2. Divisible by both 4 and 9 (divisible by 36)

In this question and in many others you will be helped by knowing some basic divisibility rules. Any number whose digits add to 3 are divisibly by 3. Any number whose digits add to 9 is divisible by 9. If the last two digits of a number form a number that is divisible by 4 then the entire number is divisible by 4. You can use these rules to eliminate choice II. It is divisibly by both 9 and 4. Choices I and III both follow our rules. The answer is D.

## How to study for GMAT Problem Solving?

-Same as with Data Sufficiency: Focus on set-up. Avoid running headfirst into the calculations. This is a critical thinking test not a math test. Make sure that you are taking the time to read and process.

-After you’ve defined the question and are ready to apply the details, again, take your time. The biggest drain I see on our GMAT tutoring students’ scores is questions lost by careless calculations. Dotting your I’s and crossing your T’s will give you a GMAT score boost without learning new content.

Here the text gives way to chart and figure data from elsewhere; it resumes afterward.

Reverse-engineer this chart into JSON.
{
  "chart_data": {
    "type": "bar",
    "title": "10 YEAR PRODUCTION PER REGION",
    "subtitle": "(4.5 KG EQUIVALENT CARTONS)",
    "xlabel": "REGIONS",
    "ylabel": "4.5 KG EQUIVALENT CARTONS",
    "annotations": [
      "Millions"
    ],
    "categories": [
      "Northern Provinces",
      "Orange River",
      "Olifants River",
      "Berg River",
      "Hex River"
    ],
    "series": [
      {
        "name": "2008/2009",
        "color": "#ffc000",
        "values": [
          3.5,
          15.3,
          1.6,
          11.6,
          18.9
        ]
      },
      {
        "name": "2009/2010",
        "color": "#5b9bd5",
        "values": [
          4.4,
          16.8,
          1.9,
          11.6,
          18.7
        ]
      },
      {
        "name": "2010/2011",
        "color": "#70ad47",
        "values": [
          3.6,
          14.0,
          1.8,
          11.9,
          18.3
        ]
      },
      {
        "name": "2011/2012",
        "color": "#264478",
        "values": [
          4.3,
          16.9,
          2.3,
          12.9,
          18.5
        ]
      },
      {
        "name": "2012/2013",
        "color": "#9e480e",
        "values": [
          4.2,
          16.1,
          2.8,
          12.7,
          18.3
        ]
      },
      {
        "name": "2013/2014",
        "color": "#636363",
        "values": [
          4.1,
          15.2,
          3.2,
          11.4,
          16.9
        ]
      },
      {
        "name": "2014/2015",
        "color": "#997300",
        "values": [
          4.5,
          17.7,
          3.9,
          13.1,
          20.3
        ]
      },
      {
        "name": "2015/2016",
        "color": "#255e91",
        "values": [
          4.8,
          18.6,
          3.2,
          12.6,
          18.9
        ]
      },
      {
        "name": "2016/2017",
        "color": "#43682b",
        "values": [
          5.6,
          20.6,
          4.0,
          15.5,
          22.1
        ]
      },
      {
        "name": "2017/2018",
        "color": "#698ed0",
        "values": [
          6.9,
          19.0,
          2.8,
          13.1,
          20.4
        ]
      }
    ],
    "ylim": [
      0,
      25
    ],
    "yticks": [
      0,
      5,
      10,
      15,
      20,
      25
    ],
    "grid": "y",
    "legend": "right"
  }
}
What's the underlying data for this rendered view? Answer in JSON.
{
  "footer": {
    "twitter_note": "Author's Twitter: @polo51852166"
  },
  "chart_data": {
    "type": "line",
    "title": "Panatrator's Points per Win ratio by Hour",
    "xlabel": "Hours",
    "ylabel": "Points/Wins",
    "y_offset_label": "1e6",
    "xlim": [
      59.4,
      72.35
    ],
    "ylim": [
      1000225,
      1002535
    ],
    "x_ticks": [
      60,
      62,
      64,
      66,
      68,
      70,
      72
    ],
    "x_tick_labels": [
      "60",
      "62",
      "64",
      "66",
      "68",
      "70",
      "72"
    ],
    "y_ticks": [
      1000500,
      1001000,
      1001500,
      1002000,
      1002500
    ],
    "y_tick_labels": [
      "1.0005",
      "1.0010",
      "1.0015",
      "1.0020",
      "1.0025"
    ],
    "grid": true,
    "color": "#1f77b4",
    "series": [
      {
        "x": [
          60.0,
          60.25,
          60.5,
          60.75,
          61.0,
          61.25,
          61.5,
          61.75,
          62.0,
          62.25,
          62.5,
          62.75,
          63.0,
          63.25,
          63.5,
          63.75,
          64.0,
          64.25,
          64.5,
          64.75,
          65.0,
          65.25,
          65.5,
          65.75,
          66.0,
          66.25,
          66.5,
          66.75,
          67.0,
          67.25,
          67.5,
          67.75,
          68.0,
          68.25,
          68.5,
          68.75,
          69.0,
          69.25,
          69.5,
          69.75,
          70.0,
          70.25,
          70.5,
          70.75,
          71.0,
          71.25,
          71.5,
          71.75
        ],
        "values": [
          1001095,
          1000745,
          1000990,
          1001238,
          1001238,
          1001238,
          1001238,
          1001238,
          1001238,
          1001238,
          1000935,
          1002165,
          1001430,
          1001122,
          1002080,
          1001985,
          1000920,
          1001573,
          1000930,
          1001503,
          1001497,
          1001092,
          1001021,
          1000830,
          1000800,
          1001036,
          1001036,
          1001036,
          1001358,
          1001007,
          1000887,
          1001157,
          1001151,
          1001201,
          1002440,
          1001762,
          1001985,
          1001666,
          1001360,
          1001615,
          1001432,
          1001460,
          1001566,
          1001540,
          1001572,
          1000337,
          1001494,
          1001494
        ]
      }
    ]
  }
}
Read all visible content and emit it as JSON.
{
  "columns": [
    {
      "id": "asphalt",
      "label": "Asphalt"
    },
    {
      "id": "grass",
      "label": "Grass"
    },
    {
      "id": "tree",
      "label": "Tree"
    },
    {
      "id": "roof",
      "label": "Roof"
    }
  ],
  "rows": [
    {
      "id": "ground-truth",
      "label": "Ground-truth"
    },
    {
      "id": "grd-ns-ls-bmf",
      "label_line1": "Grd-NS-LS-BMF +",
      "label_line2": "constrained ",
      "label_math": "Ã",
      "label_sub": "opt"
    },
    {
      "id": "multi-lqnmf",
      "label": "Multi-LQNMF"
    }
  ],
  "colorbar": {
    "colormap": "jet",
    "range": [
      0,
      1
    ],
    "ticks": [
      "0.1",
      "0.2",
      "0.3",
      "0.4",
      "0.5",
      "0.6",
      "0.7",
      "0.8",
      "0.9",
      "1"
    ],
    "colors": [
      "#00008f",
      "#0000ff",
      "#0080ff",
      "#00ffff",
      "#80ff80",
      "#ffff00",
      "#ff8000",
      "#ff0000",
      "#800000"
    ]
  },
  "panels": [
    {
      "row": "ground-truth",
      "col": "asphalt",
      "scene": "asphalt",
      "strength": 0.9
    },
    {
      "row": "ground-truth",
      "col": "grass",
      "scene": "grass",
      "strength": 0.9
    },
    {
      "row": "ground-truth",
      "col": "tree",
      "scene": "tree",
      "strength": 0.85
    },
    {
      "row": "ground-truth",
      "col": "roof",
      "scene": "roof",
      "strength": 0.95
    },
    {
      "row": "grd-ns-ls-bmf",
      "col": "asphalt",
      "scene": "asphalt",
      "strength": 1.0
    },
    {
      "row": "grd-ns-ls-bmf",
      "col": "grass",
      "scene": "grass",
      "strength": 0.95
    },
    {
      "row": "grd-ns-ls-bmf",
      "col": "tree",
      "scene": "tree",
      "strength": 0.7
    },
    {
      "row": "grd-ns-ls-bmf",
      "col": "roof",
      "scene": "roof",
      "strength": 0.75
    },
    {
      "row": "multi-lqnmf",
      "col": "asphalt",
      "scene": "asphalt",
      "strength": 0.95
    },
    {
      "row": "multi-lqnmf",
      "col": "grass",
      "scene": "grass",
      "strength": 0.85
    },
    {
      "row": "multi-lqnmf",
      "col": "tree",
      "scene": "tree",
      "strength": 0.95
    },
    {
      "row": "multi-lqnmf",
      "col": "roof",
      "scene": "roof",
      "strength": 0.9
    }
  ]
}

-Yes there are specific GMAT puzzles to be mastered BUT focus on the fundamentals. Make sure you’ve got all of the basics backwards and forwards before getting into more esoteric GMAT content. You could probably break 700 knowing nothing about combinatorics and probability. That’s not to say that you shouldn’t have those things covered but just that you shouldn’t obsess about specific content before mastering GMAT fundamental quant.